The deforestation deal marked one of the more successful pledges at COP26. 134 countries, including those that contain major tropical forests (Brazil), pledged to end deforestation by 2030. This will have implications for European high-yield issuers that produce wood and paper products such as paper packaging and biomass fuel, as well as those reliant on woody biomass for industry operations. Investors should keep a keen eye on these companies’ growth plans, as well as the number that have credible forestry certifications in place. 

Likely pathways to Net Zero emissions

Based on the predicted policy implications of COP26, the IPR and the International Energy Agency (IEA) predict the following global decarbonisation pathways. 

Energy and industry-related CO2 emissions

In short: the pink line is more ambitious than we currently have policies for, but realistic if we are to stay below 2°C.

Source: PRI COP26 Investor Event with IPR: Live from GlasgowSource: PRI COP26 Investor Event with IPR: Live from Glasgow

  • IEA STEPS - Stated Policies Scenario (if countries adhere to policies currently firmly in place) - 2.7°C warming

  • IEA APC - Announced Pledges Case (if countries meet their Net Zero targets on time and in full) - 2.1°C warming

  • IEA SDS - Sustainable Development Scenario (what is needed to stay well below 2°C) - <2°C warming 

  • IPR FPS 2021 - Forecast Policy Scenario (what IPR forecast as likely if ambitious policies are implemented)  - <2°C warming 

Energy-related CO2 emissions

In short: the pink line is a whole lot more ambitious than what we already have, will require new and stringent NDCs from countries in the next few years, but is required for a 1.5°C scenario.

Source: PRI COP26 Investor Event with IPR: Live from GlasgowSource: PRI COP26 Investor Event with IPR: Live from Glasgow
  • IEA NZE - Net Zero Emissions (what is needed to stay below 1.5°C of warming) - <1.5°C warming

  • IPR 1.5°C RPS - Required Policy Scenario (what IPR forecast as likely if policies are implemented to keep below 1.5°C

2050 is far away, but decarbonisation is near

What investors should expect is emissions likely to continue rising over the very short term. However, if one was to be optimistic, or even in keeping with predictions for a 1.8 - 2.4°C of warming pathway, we may begin to see countries’ pledges take effect in the next two to five years, meaning companies across all industries will have to decarbonise in line with the projected pathway or face becoming the first climate victims of the corporate world. This means that even bonds and loans issued in 2021 may be affected by expected policy before maturity. Additionally, more stringent ‘comply or explain’ reporting requirements will hit a variety of financial institutions and public companies, while carbon trading is set to boom as Net Zero strategies start to take shape. 

How does HY stack up?

Notoriously lagging behind companies financed by IG investors or with listed equities, private HY issuers will have to pull their socks up over the next few decades as decarbonisation (and other climate related policy) accelerates. The below graphs give an indication of how many HY issuers are exposed to, and are engaging with, the key themes of COP26: ‘Net Zero’ transition, deforestation, methane, electric vehicles, and coal power. 

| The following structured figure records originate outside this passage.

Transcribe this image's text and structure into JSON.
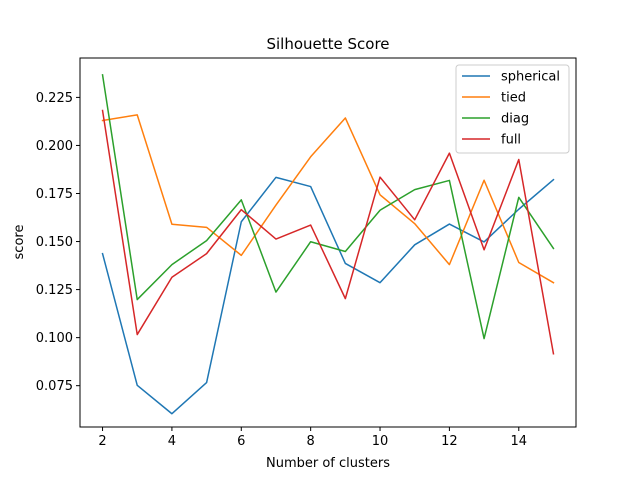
{
  "chart_data": {
    "type": "line",
    "title": "Silhouette Score",
    "xlabel": "Number of clusters",
    "ylabel": "score",
    "x": [
      2,
      3,
      4,
      5,
      6,
      7,
      8,
      9,
      10,
      11,
      12,
      13,
      14,
      15
    ],
    "xlim": [
      1.35,
      15.65
    ],
    "ylim": [
      0.0535,
      0.2455
    ],
    "xticks": [
      2,
      4,
      6,
      8,
      10,
      12,
      14
    ],
    "yticks": [
      0.075,
      0.1,
      0.125,
      0.15,
      0.175,
      0.2,
      0.225
    ],
    "ytick_labels": [
      "0.075",
      "0.100",
      "0.125",
      "0.150",
      "0.175",
      "0.200",
      "0.225"
    ],
    "grid": false,
    "legend_position": "top-right",
    "series": [
      {
        "name": "spherical",
        "color": "#1f77b4",
        "values": [
          0.1437,
          0.0752,
          0.0604,
          0.0766,
          0.1603,
          0.1834,
          0.1786,
          0.1386,
          0.1286,
          0.1483,
          0.1591,
          0.1498,
          0.1668,
          0.1822
        ]
      },
      {
        "name": "tied",
        "color": "#ff7f0e",
        "values": [
          0.213,
          0.2159,
          0.159,
          0.1574,
          0.1428,
          0.169,
          0.1941,
          0.2143,
          0.1743,
          0.1593,
          0.138,
          0.1819,
          0.1391,
          0.1286
        ]
      },
      {
        "name": "diag",
        "color": "#2ca02c",
        "values": [
          0.2367,
          0.1198,
          0.138,
          0.1505,
          0.1717,
          0.1237,
          0.1499,
          0.1448,
          0.1663,
          0.177,
          0.1818,
          0.0995,
          0.173,
          0.1464
        ]
      },
      {
        "name": "full",
        "color": "#d62728",
        "values": [
          0.2182,
          0.1016,
          0.1314,
          0.1437,
          0.1666,
          0.1513,
          0.1586,
          0.1203,
          0.1835,
          0.1613,
          0.196,
          0.1457,
          0.1927,
          0.0916
        ]
      }
    ]
  }
}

As can be seen from the graphs, mentions of Net Zero, electric vehicles and deforestation have seen a sharp rise in recent years, indicating increased engagement on those factors in line with policy changes and public awareness. Mentions of methane have seen a steady climb with a sharp rise in the last two years, which aligns with an increased awareness around methane and expected policy changes (which have been realised at COP26). The number of documents referencing coal has seen a more steady climb, which is indicative of the long term awareness around coal; targeted early on as the worst emitting energy type. References to coal are expected to rise over the next few years as companies respond to the accelerated policy changes laid out at COP26.